Robert Downey Jr., Robert Duvall Talk The Judge
10/08/2014 AT 02:45 PM EDT
In the family drama, Duvall, 83, and Downey, 49, play an estranged father and son struggling to reconcile in the midst of a legal crisis.
The actors spoke with PEOPLE about the movie, costar Billy Bob Thornton's surprising talent and why a well-fed set is a happy set.
Robert Downey Jr.: My wife [Susan] produced the movie, and [David] Dobkin directed the movie. And then Bobby and I and the cast were really charged with creating an atmosphere of safety and feeling like you can take a risk. And the rest of the time, we were just figuring out where we were going to have dinner. Bobby has a very, very active social life.
Robert Duvall: You too! I had some of the best sushi I've ever had.
Downey: He was bringing brisket in.
Duvall: I had my contribution, but Downey here, he threw a party on a boat at the end with fireworks.
Downey: There was a lot of laughter. And then by the time Billy Bob showed up, I would say, 'I know we need to roll, but can you just do your Burt Reynolds impression one more time?'
Duvall: Billy Bob does Lee Marvin. He has some great impressions. And Billy Bob never heard of a whitefish spread, so he took all of it from craft service and hoarded it in his dressing room.
Downey: We were having a pretty damn good time … And there's an intelligence, obviously, historically with Mr.

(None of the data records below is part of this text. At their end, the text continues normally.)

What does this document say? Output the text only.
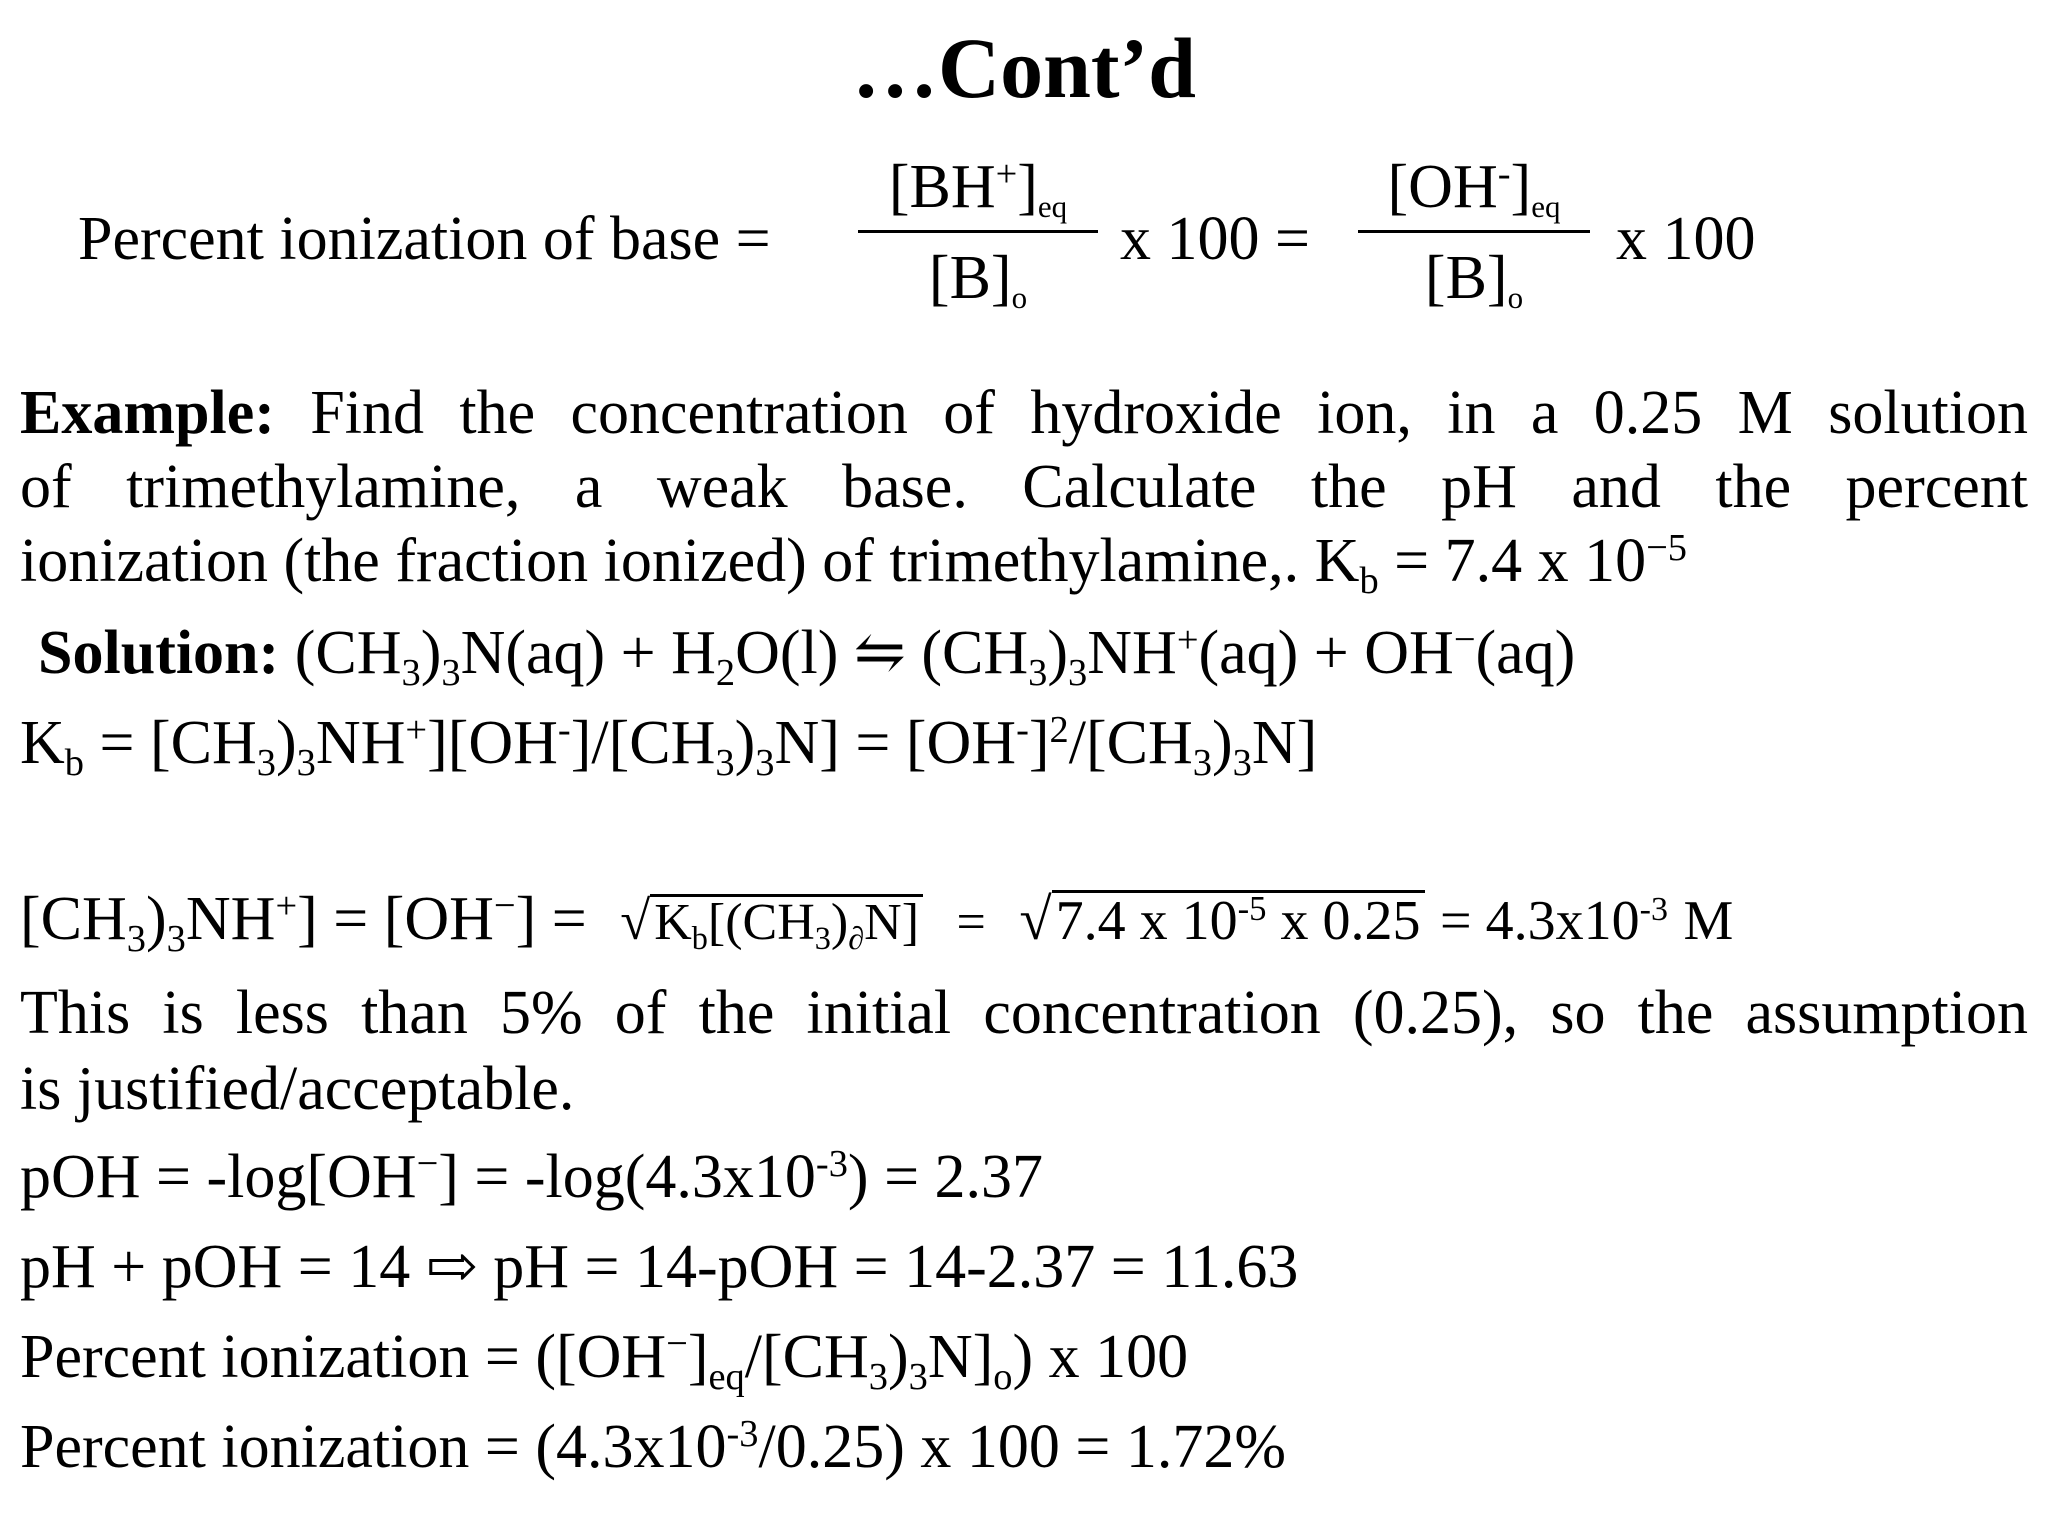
…Cont’d
Percent ionization of base =
$[BH^+]_{eq}$
$[B]_o$
x 100 =
$[OH^-]_{eq}$
$[B]_o$
x 100
Example: Find the concentration of hydroxide ion, in a 0.25 M solution
of trimethylamine, a weak base. Calculate the pH and the percent
ionization (the fraction ionized) of trimethylamine,. $K_b = 7.4$ x $10^{-5}$
Solution: $(CH_3)_3N(aq) + H_2O(l)$ ⇋ $(CH_3)_3NH^+(aq) + OH^-(aq)$
$K_b = [CH_3)_3NH^+][OH^-]/[CH_3)_3N] = [OH^-]^2/[CH_3)_3N$]
$[CH_3)_3NH^+] = [OH^-] = √K_b[(CH_3)_\partial N] = √7.4$ x $10^{-5}$ x $0.25 = 4.3x10^{-3}$ M
This is less than 5% of the initial concentration (0.25), so the assumption
is justified/acceptable.
pOH = $-\log[OH^-] = -\log(4.3x10^{-3}) = 2.37$
pH + pOH = 14 ⇨ pH = 14-pOH = 14-2.37 = 11.63
Percent ionization = $([OH^-]_{eq}/[CH_3)_3N]_o$) x 100
Percent ionization = $(4.3x10^{-3}/0.25)$ x 100 = 1.72%
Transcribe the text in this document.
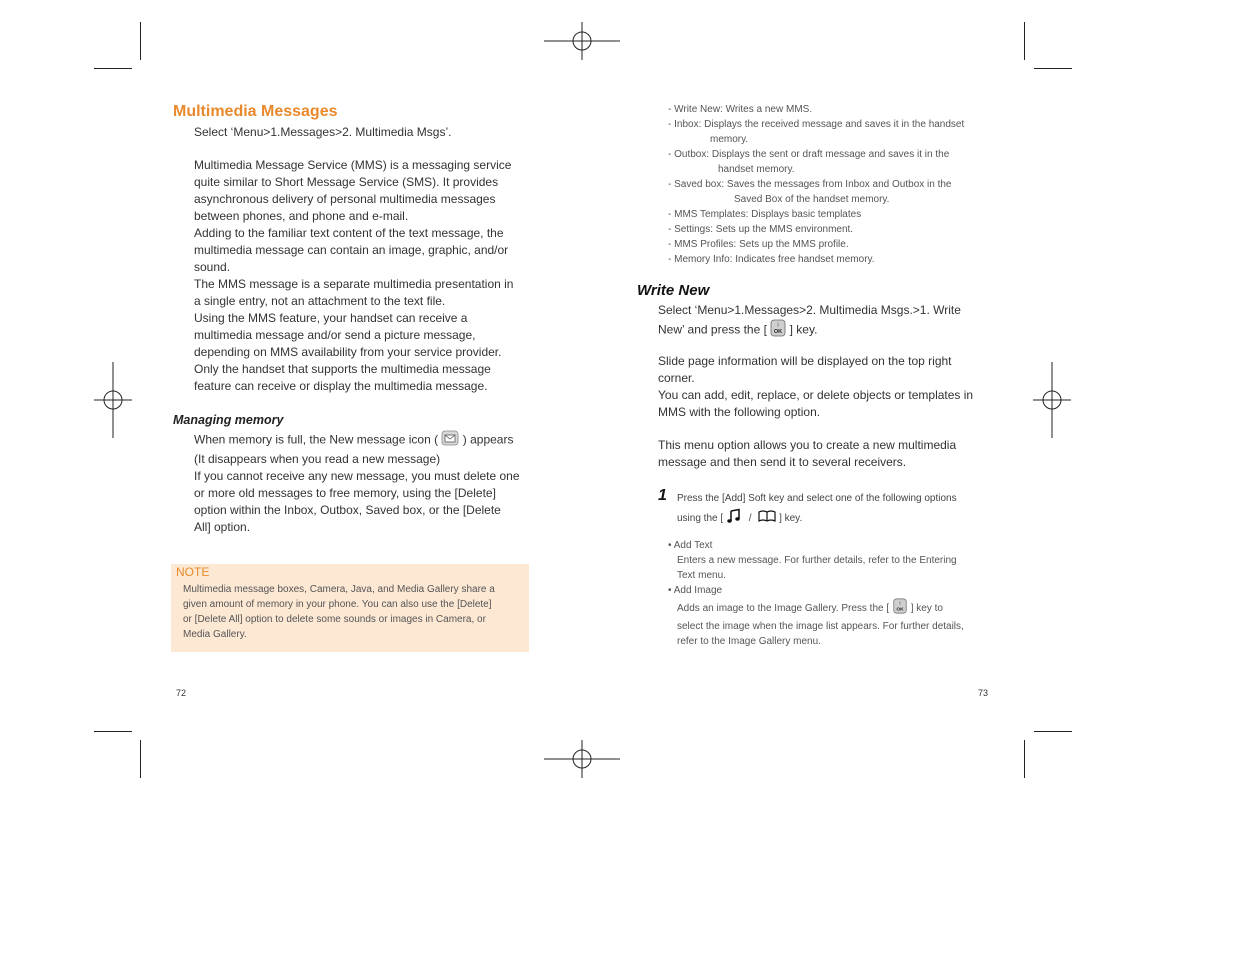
Multimedia Messages
Select ‘Menu>1.Messages>2. Multimedia Msgs’.

Multimedia Message Service (MMS) is a messaging service

quite similar to Short Message Service (SMS). It provides

asynchronous delivery of personal multimedia messages

between phones, and phone and e-mail.

Adding to the familiar text content of the text message, the

multimedia message can contain an image, graphic, and/or

sound.

The MMS message is a separate multimedia presentation in

a single entry, not an attachment to the text file.

Using the MMS feature, your handset can receive a

multimedia message and/or send a picture message,

depending on MMS availability from your service provider.

Only the handset that supports the multimedia message

feature can receive or display the multimedia message.

Managing memory

When memory is full, the New message icon ( ) appears

(It disappears when you read a new message)

If you cannot receive any new message, you must delete one

or more old messages to free memory, using the [Delete]

option within the Inbox, Outbox, Saved box, or the [Delete

All] option.

NOTE

Multimedia message boxes, Camera, Java, and Media Gallery share a

given amount of memory in your phone. You can also use the [Delete]

or [Delete All] option to delete some sounds or images in Camera, or

Media Gallery.

72

- Write New: Writes a new MMS.

- Inbox: Displays the received message and saves it in the handset

memory.

- Outbox: Displays the sent or draft message and saves it in the

handset memory.

- Saved box: Saves the messages from Inbox and Outbox in the

Saved Box of the handset memory.

- MMS Templates: Displays basic templates

- Settings: Sets up the MMS environment.

- MMS Profiles: Sets up the MMS profile.

- Memory Info: Indicates free handset memory.

Write New

Select ‘Menu>1.Messages>2. Multimedia Msgs.>1. Write

New’ and press the [ OK
i ] key.

Slide page information will be displayed on the top right

corner.

You can add, edit, replace, or delete objects or templates in

MMS with the following option.

This menu option allows you to create a new multimedia

message and then send it to several receivers.

1 Press the [Add] Soft key and select one of the following options

using the [	/	] key.

• Add Text

Enters a new message. For further details, refer to the Entering

Text menu.

• Add Image

Adds an image to the Image Gallery. Press the [ OK
i ] key to

select the image when the image list appears. For further details,

refer to the Image Gallery menu.

73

Duvall's work. We said for [my character] Hank, the judge has to be this mountain that seems impossible to climb. Bobby, is this the first time you've played a mountain?
Duvall: I was going to say, you talkin' about me?
Downey: I've found this on both sides. It's always daunting until you meet the human being. You know, Bobby, you're a very witty guy, but you're also a very straightforward guy. And I just appreciate that. There is literally not an ounce of B.S.
Duvall: I don't know about that. Maybe there's an ounce and a half! But I try to minimize it. Robert is a unique man, and wonderfully talented, so when somebody calls you with a terrific script, you really look at it hard. I always say, the beginning and the end of it, is talking and listening.